When we talk about Buy America, we often focus on American workers. Buy America preferences, after all, give U.S. workers and companies the first shot at work like building infrastructure or equipping our military, making sure taxpayer dollars are reinvested in local communities rather than being sent overseas.

What we often overlook is that Buy America also ensures jobs and tax dollars aren’t offshored to countries that will exploit labor, working conditions, the environment and other rights that Americans long fought to obtain. Buy America isn’t just about protecting American jobs — it’s also a way for federal and state governments to take a stand against unfair labor practices abroad.

But Buy America has also gotten some unfair pushback lately from opponents who say the policy has a dark side. These folks argue that Buy America’s framing is problematic, as it pits working people in the United States against working people in other nations. In practice, the opponents say, Buy America leads to campaigns laced with racism and immigrant bashing.

Xenophobia and racism certainly exist in the United States, and there are people who unfortunately fan the flames. Like most nations, the United States is working to reconcile itself with a history that has not been fair to all who call the United States home. It’s been a tough road, to put it mildly.

As a nation, we have a lot to come to terms with to assure the principles on which we were founded apply to all of us equally. But we are a nation where, as citizens, we can organize to change laws and make the United States a better place for everyone. Having that voice also allows us to speak up about how our tax dollars are spent — including when the government opts to buy products from overseas at the expense of people in places who cannot speak up for themselves.

We must face that racism and xenophobia exist in the United States. But let’s not confuse this with the noble goal of reinvesting public money back in the communities from which it came, or the desire to see public money spent on products manufactured in safe conditions that do not pollute the communities in which they are made. 

As much as we want to see the communities we live in thrive, we also don't want to see communities and workers overseas exploited for a lower price tag — while those doing the exploiting see higher profit margins. 

Standing up for jobs here in the United States does not mean you stand against workers overseas. In fact, it means the opposite.

In the United States, we have democratic institutions that allow people to fight for fair wages and business practices that keep our communities healthy and prosperous. Many citizens of other countries do not have those rights, and often are forced work long hours in unsafe conditions for minuscule wages.

For many of these workers, demanding things like better pay or safer workplaces isn’t an option. Being in a labor union can send you to prison — or worse. This is the case in some countries that the United States has negotiated trade deals with, along with other nations with which we do regular business, including China.

In September 2011, for example, hundreds of Chinese villagers in Haining, Zhejiang Province staged a mass three-day protest of a solar factory after the death of a large number of fish in the local water supply. Pollution from the solar factories in the area was to blame. Riot police quickly used heavy-handed tactics to quell the protest, and production quickly resumed.

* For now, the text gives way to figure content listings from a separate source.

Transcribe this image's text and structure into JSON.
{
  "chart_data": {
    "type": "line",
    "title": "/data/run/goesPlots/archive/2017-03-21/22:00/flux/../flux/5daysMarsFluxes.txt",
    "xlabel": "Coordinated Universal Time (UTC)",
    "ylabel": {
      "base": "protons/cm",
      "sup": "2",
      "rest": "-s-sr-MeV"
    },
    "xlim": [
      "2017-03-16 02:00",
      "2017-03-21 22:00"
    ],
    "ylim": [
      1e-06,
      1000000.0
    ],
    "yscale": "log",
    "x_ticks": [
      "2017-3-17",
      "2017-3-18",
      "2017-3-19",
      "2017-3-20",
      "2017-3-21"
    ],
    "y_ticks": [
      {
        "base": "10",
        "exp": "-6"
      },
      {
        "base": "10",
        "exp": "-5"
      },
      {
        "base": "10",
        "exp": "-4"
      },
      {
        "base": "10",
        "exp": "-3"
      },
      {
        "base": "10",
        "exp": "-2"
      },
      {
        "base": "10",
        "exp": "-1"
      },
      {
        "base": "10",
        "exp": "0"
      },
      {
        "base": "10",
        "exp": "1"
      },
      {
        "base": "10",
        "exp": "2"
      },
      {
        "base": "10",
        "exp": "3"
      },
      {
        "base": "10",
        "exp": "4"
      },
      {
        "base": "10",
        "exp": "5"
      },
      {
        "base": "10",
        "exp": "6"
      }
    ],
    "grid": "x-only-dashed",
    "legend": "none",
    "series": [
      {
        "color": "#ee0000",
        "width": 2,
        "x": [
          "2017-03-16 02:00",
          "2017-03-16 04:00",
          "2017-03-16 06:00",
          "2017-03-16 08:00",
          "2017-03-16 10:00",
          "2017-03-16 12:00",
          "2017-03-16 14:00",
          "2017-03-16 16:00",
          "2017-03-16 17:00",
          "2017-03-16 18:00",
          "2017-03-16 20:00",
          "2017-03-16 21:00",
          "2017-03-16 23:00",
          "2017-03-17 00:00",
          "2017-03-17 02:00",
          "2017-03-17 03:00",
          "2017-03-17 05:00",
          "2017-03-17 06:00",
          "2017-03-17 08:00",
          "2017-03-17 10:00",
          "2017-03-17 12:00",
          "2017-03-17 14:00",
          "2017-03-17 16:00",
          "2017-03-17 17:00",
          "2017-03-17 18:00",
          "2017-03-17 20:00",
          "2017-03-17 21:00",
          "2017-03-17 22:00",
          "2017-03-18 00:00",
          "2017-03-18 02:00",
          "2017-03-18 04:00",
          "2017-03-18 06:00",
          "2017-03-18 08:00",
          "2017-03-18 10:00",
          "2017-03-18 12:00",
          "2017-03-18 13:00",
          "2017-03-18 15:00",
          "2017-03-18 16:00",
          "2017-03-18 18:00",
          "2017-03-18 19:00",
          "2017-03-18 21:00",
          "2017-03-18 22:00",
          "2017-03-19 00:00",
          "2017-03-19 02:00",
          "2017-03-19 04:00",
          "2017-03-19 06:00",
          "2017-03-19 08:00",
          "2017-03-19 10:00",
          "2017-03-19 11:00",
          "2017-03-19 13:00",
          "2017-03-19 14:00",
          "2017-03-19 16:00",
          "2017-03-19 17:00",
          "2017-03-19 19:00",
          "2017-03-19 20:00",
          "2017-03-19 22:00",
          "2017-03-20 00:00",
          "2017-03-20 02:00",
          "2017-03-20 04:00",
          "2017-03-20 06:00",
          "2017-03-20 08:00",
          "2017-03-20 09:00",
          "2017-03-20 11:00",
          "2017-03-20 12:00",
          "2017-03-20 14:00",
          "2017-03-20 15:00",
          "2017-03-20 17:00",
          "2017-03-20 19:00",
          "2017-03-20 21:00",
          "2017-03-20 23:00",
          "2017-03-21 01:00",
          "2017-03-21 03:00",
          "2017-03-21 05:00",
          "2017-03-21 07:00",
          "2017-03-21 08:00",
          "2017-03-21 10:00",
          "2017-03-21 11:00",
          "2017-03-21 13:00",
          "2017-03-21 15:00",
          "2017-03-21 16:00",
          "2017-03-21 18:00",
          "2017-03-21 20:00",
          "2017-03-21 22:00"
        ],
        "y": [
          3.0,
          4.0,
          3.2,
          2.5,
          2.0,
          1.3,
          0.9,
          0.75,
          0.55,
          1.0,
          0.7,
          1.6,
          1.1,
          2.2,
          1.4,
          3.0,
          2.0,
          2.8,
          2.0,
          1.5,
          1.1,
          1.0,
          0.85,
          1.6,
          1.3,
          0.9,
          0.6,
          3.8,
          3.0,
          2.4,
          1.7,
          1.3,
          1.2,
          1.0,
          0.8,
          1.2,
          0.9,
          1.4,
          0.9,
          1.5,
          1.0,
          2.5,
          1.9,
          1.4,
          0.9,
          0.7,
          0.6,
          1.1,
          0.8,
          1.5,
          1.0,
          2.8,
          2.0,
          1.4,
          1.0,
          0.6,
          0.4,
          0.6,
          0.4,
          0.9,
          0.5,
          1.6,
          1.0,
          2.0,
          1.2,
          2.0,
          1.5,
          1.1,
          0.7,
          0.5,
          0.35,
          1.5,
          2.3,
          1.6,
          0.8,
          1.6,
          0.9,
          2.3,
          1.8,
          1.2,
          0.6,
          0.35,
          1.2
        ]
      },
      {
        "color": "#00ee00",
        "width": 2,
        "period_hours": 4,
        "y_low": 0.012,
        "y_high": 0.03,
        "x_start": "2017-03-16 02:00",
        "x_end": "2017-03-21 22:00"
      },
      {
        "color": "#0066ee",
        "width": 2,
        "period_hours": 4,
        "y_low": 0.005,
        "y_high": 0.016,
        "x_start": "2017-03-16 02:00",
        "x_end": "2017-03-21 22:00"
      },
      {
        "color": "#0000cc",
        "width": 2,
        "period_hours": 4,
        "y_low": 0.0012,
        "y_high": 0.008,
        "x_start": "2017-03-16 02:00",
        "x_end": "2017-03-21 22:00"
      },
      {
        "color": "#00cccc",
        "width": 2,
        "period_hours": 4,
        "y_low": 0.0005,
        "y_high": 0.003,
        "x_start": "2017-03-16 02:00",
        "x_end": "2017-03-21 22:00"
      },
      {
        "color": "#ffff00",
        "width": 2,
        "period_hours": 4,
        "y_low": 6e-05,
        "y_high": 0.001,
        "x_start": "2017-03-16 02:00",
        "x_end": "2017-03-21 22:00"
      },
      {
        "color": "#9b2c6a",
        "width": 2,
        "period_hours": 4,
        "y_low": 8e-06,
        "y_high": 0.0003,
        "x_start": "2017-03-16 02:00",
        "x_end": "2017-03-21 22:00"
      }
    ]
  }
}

Then there’s the case of apparel workers in Bangladesh. In April 2013, an eight-story building housing five garment factories collapsed, killing more than 1,100 people. Although the tragedy drew international attention, things quickly went back to normal. Slate reported in December that while factories have safer structures, working conditions are “so oppressive they’re killing people.”

We need to demand better of our trading partners, but we also need to set an example by upholding our own labor laws. Buy America has a role to play here, as it supports the workers and businesses that comply with the labor and environmental laws so many Americans fought so long to win and maintain.

When companies opt to outsource, they often do so to avoid these laws. Instead, companies are seeking out higher profits by exploiting workers and communities overseas. Those overseas workers are doing the same job as their American counterparts, only for much lower pay over longer work hours, in unsafe working conditions and in a manner that pollutes the local environment.

As much as we want to see the communities we live in thrive, we also don't want to see communities and workers overseas exploited for a lower price tag — while those doing the exploiting see higher profit margins. American workers can take a step toward building solidarity with these communities abroad by demanding that people and communities across the globe are treated fairly, from places like Michigan and Alabama to China, Russia, Bangladesh, Vietnam, and South Korea. 

This starts with fighting to ensure workers have a stronger voice during future trade negotiations. In the past, people at the table have tended to have other priorities, mainly maximizing profits. That hasn’t been good for workers in the United States or abroad.

But in the meantime, we can set the tone by making sure that the products and materials our government purchases with taxpayer money do not further exploitation. We want that money to be invested in communities we live in, supporting manufacturing processes that abide by labor and environmental laws that generations before us fought hard to put into place.

Buy America both encourages local investment and aims to prevent exploitation around the globe. It is just another way to think globally — but act locally.